Friday, November 20, 2009

The More I Seek

Over the course of this year, in my distress, I have turned to the the Lord. He has been so incredibly near to me. The more I seek Him, the more I find Him, the more I find Him, the more I love Him.

This year I've been set aside to focus on my health and many days have felt useless. Yet, I've discovered the richness of my salvation in Jesus, the joy of His constant, unconditional love in a deeper more profound way than ever before.

Too often I have judged myself based on how I look, behave and feel. I've felt unworthy of love much of my life. If I liked what I saw in the mirror or if things in my life were going smoothly or my "performance" seemed "adequate" I found it easier to believe I was loved and accepted.

As I've rested in the presence of the Lord for several months, I've come to realize that He loves me as I am, not for what I "do" or look like. He desires me to stop judging myself and "fixing" myself, so that I will be accepted or loved by people. He wants me to redirect my thoughts to see myself clothed in His righteousness, radiant in His perfect love. Not by ANYTHING I can do, but by His incomparable richness of grace, love and mercy - all free gifts from Him.

He is teaching me to release my idol of approval of man for the Lord's affirmation that is not dependent upon achievement or outward appearance. He is reminding me to be at peace with the way He has created me. My ultimate purpose on this earth is to love and worship Him. It seems too simple, yet so complex. From the overflow of my love and devotion to Him I can love others more freely without fear of rejection.

While my body continues to heal from the scars of cancer and emotional wounds, I am to be still, rest in His presence, cease striving, relax. That is so counter cultural, our society defines our "value" if we're busy, striving, doing more to prove our worth.

Lord, thank you for drawing near to me as I've drawn nearer to You. Your love is so deep, it's more that I can understand. I melt in your peace. It's overwhelming.
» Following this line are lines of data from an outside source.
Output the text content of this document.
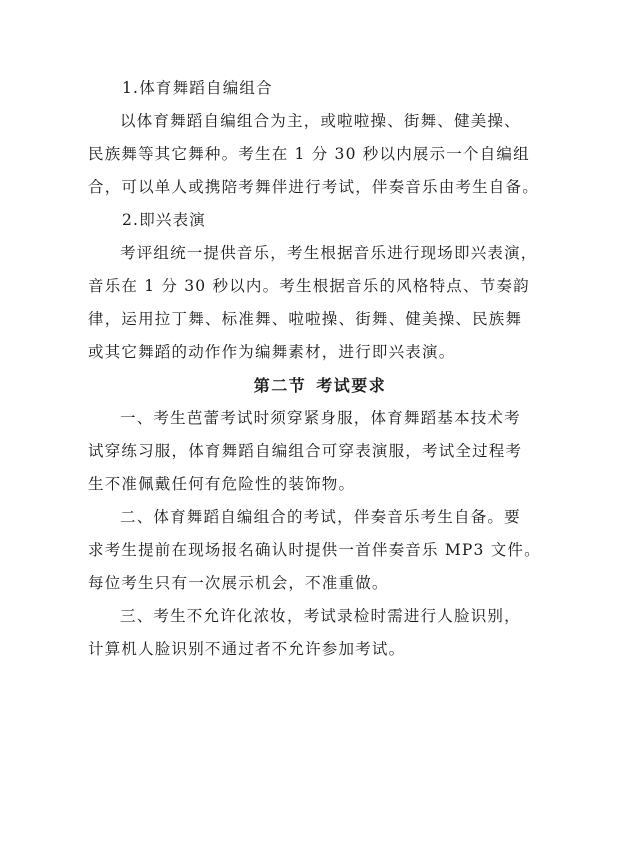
1.体育舞蹈自编组合
以体育舞蹈自编组合为主，或啦啦操、街舞、健美操、
民族舞等其它舞种。考生在 1 分 30 秒以内展示一个自编组
合，可以单人或携陪考舞伴进行考试，伴奏音乐由考生自备。
2.即兴表演
考评组统一提供音乐，考生根据音乐进行现场即兴表演，
音乐在 1 分 30 秒以内。考生根据音乐的风格特点、节奏韵
律，运用拉丁舞、标准舞、啦啦操、街舞、健美操、民族舞
或其它舞蹈的动作作为编舞素材，进行即兴表演。
第二节 考试要求
一、考生芭蕾考试时须穿紧身服，体育舞蹈基本技术考
试穿练习服，体育舞蹈自编组合可穿表演服，考试全过程考
生不准佩戴任何有危险性的装饰物。
二、体育舞蹈自编组合的考试，伴奏音乐考生自备。要
求考生提前在现场报名确认时提供一首伴奏音乐 MP3 文件。
每位考生只有一次展示机会，不准重做。
三、考生不允许化浓妆，考试录检时需进行人脸识别，
计算机人脸识别不通过者不允许参加考试。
Deuteronomy 4:29-31 But if from there you seek the Lord your God, you will find him if you look for him with all your heart and with all your soul. When you are in distress and all these things have happened to you, then in later days you will return to the Lord your God and obey him. For the Lord your God is a merciful God; he will not abandon you...


1 comment:

Joanne said...

Terri,

Wow, the only word to describe God's love is "overwhelming" and the only way to describe what He is doing in your life is "amazing". He just continues to draw you closer into His embrace and show you the extent of His love. To the world, it doesn't look much like love but His love cannot be experienced from afar or truly be real without some pain.. I trust Him to continue to overwhelming you with His peace and love.......that has been our prayer for you and Rob!!